Un altro obiettivo di Mancini, che ha preso le redini dell'Asl di Pescara-Penne-Popoli da circa un mese e che ora vuole dare forma a un progetto " ospedale mamma-bimbo" del materno infantile ventilato dall'ex manager D'Amario nel dicembre 2015, è l'abbattimento delle liste d'attesa.
Come? «Migliorando e mettendo a regime l'esistente, purtroppo il problema delle liste di attesa non è solo un problema pescarese ma di tutti gli ospedali, ci stiamo lavorando, tra le priorità anche l'abbattimento delle liste del cardiologico a Penne. Così come ci stiamo organizzando per potenziare il presidio radiologico del distretto sanitario Baiocchi a Pescara. Stiamo cercando di distribuire in maniera equa i carichi di lavoro anche utilizzando risorse degli ospedali in attesa di riconversione come Penne e Popoli che, chiariamo, non saranno chiusi».

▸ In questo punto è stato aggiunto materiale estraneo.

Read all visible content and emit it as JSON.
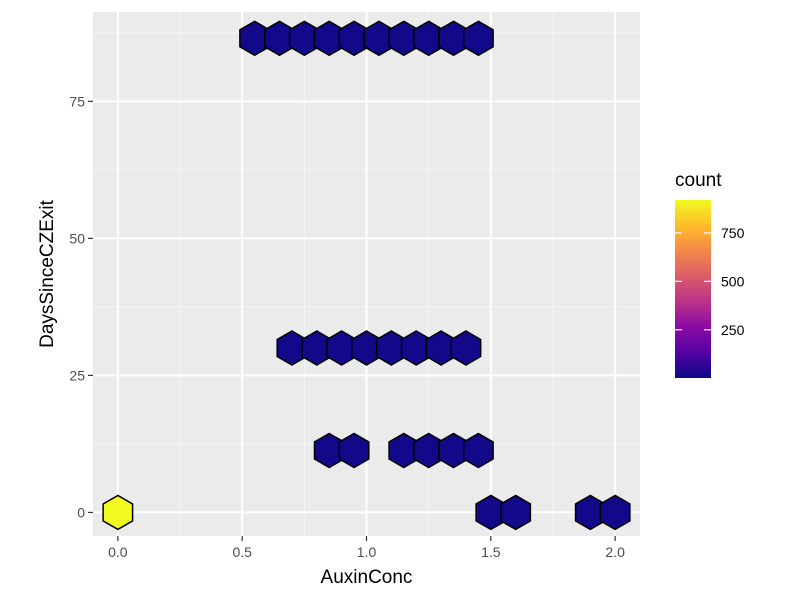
{
  "chart_data": {
    "type": "hexbin",
    "xlabel": "AuxinConc",
    "ylabel": "DaysSinceCZExit",
    "xlim": [
      -0.1,
      2.1
    ],
    "ylim": [
      -4.3,
      91.3
    ],
    "x_ticks": [
      0.0,
      0.5,
      1.0,
      1.5,
      2.0
    ],
    "x_tick_labels": [
      "0.0",
      "0.5",
      "1.0",
      "1.5",
      "2.0"
    ],
    "y_ticks": [
      0,
      25,
      50,
      75
    ],
    "y_tick_labels": [
      "0",
      "25",
      "50",
      "75"
    ],
    "grid": true,
    "legend": {
      "title": "count",
      "placement": "right",
      "ticks": [
        250,
        500,
        750
      ],
      "tick_labels": [
        "250",
        "500",
        "750"
      ],
      "range": [
        1,
        920
      ]
    },
    "palette": [
      "#0d0887",
      "#5402a3",
      "#8b0aa5",
      "#b93289",
      "#db5c68",
      "#f48849",
      "#febc2a",
      "#f0f921"
    ],
    "points": [
      {
        "x": 0.55,
        "y": 86.5,
        "count": 10
      },
      {
        "x": 0.65,
        "y": 86.5,
        "count": 10
      },
      {
        "x": 0.75,
        "y": 86.5,
        "count": 10
      },
      {
        "x": 0.85,
        "y": 86.5,
        "count": 10
      },
      {
        "x": 0.95,
        "y": 86.5,
        "count": 10
      },
      {
        "x": 1.05,
        "y": 86.5,
        "count": 10
      },
      {
        "x": 1.15,
        "y": 86.5,
        "count": 10
      },
      {
        "x": 1.25,
        "y": 86.5,
        "count": 10
      },
      {
        "x": 1.35,
        "y": 86.5,
        "count": 10
      },
      {
        "x": 1.45,
        "y": 86.5,
        "count": 10
      },
      {
        "x": 0.7,
        "y": 30.0,
        "count": 10
      },
      {
        "x": 0.8,
        "y": 30.0,
        "count": 10
      },
      {
        "x": 0.9,
        "y": 30.0,
        "count": 10
      },
      {
        "x": 1.0,
        "y": 30.0,
        "count": 10
      },
      {
        "x": 1.1,
        "y": 30.0,
        "count": 10
      },
      {
        "x": 1.2,
        "y": 30.0,
        "count": 10
      },
      {
        "x": 1.3,
        "y": 30.0,
        "count": 10
      },
      {
        "x": 1.4,
        "y": 30.0,
        "count": 10
      },
      {
        "x": 0.85,
        "y": 11.3,
        "count": 10
      },
      {
        "x": 0.95,
        "y": 11.3,
        "count": 10
      },
      {
        "x": 1.15,
        "y": 11.3,
        "count": 10
      },
      {
        "x": 1.25,
        "y": 11.3,
        "count": 10
      },
      {
        "x": 1.35,
        "y": 11.3,
        "count": 10
      },
      {
        "x": 1.45,
        "y": 11.3,
        "count": 10
      },
      {
        "x": 0.0,
        "y": 0.0,
        "count": 920
      },
      {
        "x": 1.5,
        "y": 0.0,
        "count": 10
      },
      {
        "x": 1.6,
        "y": 0.0,
        "count": 10
      },
      {
        "x": 1.9,
        "y": 0.0,
        "count": 10
      },
      {
        "x": 2.0,
        "y": 0.0,
        "count": 10
      }
    ]
  }
}
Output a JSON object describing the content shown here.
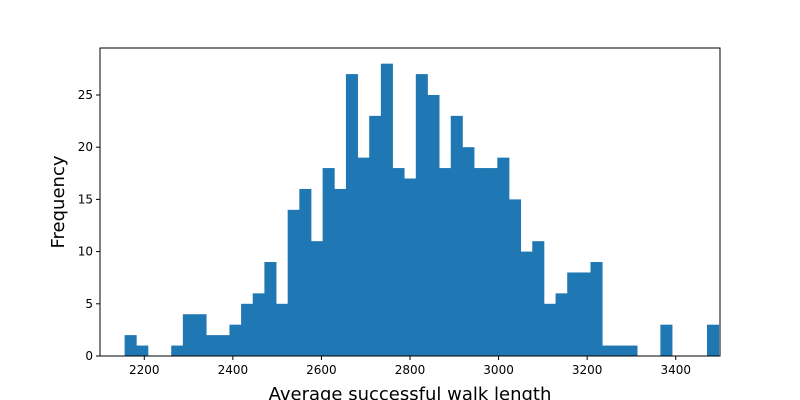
{
  "chart_data": {
    "type": "bar",
    "title": "",
    "xlabel": "Average successful walk length",
    "ylabel": "Frequency",
    "bar_color": "#1f77b4",
    "grid": false,
    "legend": "none",
    "xlim": [
      2100,
      3500
    ],
    "ylim": [
      0,
      29.5
    ],
    "xticks": [
      2200,
      2400,
      2600,
      2800,
      3000,
      3200,
      3400
    ],
    "yticks": [
      0,
      5,
      10,
      15,
      20,
      25
    ],
    "bin_start": 2155.6,
    "bin_width": 26.3,
    "values": [
      2,
      1,
      0,
      0,
      1,
      4,
      4,
      2,
      2,
      3,
      5,
      6,
      9,
      5,
      14,
      16,
      11,
      18,
      16,
      27,
      19,
      23,
      28,
      18,
      17,
      27,
      25,
      18,
      23,
      20,
      18,
      18,
      19,
      15,
      10,
      11,
      5,
      6,
      8,
      8,
      9,
      1,
      1,
      1,
      0,
      0,
      3,
      0,
      0,
      0,
      3
    ]
  }
}
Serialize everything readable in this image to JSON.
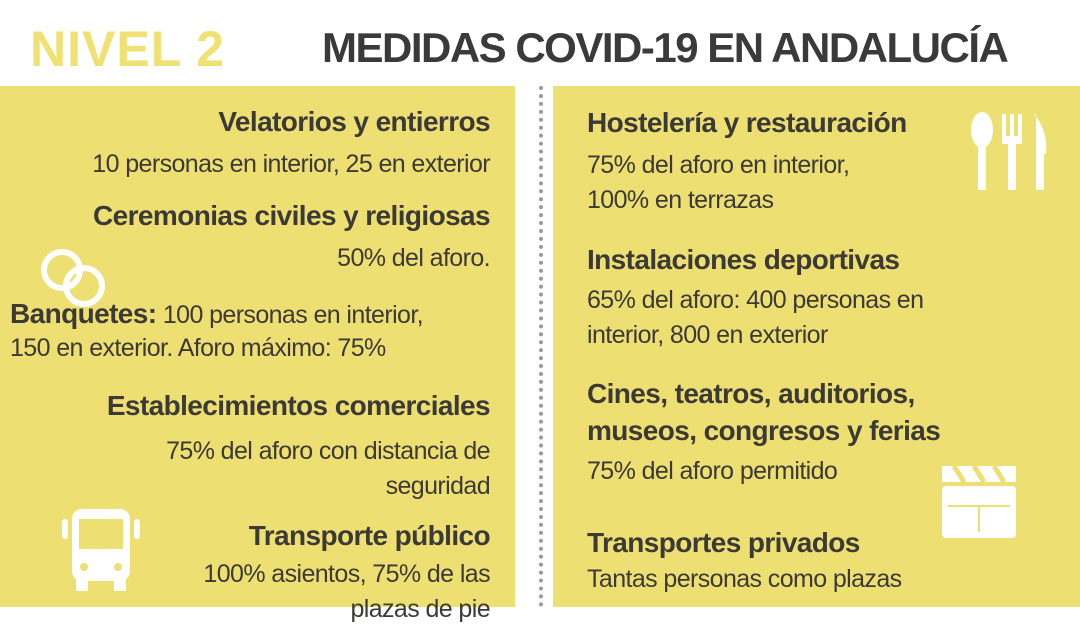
{
  "header": {
    "level": "NIVEL 2",
    "title": "MEDIDAS COVID-19 EN ANDALUCÍA"
  },
  "left": {
    "velatorios": {
      "title": "Velatorios y entierros",
      "text": "10 personas en interior, 25 en exterior"
    },
    "ceremonias": {
      "title": "Ceremonias civiles y religiosas",
      "text": "50% del aforo."
    },
    "banquetes": {
      "title": "Banquetes:",
      "line1": " 100 personas en interior,",
      "line2": "150 en exterior. Aforo máximo: 75%"
    },
    "comercio": {
      "title": "Establecimientos comerciales",
      "line1": "75% del aforo con distancia de",
      "line2": "seguridad"
    },
    "transporte": {
      "title": "Transporte público",
      "line1": "100% asientos, 75% de las",
      "line2": "plazas de pie"
    }
  },
  "right": {
    "hosteleria": {
      "title": "Hostelería y restauración",
      "line1": "75% del aforo en interior,",
      "line2": "100% en terrazas"
    },
    "deportivas": {
      "title": "Instalaciones deportivas",
      "line1": "65% del aforo: 400 personas en",
      "line2": "interior, 800 en exterior"
    },
    "cines": {
      "title1": "Cines, teatros, auditorios,",
      "title2": "museos, congresos y ferias",
      "text": "75% del aforo permitido"
    },
    "privados": {
      "title": "Transportes privados",
      "text": "Tantas personas como plazas"
    }
  },
  "colors": {
    "yellow": "#eedf72",
    "text": "#3b3a36"
  },
  "icons": [
    "rings-icon",
    "bus-icon",
    "cutlery-icon",
    "clapperboard-icon"
  ]
}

Sull'argomento, «siamo in attesa di capire che cosa verrà fuori dal tavolo ministeriale al quale la Regione Abruzzo presenterà il piano di riordino degli ospedali».
Aggiunge il direttore sanitario Valterio Forrtunato: «Nei nostri obiettivi c'è la volontà di potenziare le unità territoriali per rimettere in sesto gli ospedali, nel prossimo futuro, ma restiamo in attesa delle decisioni di ministero e Regione».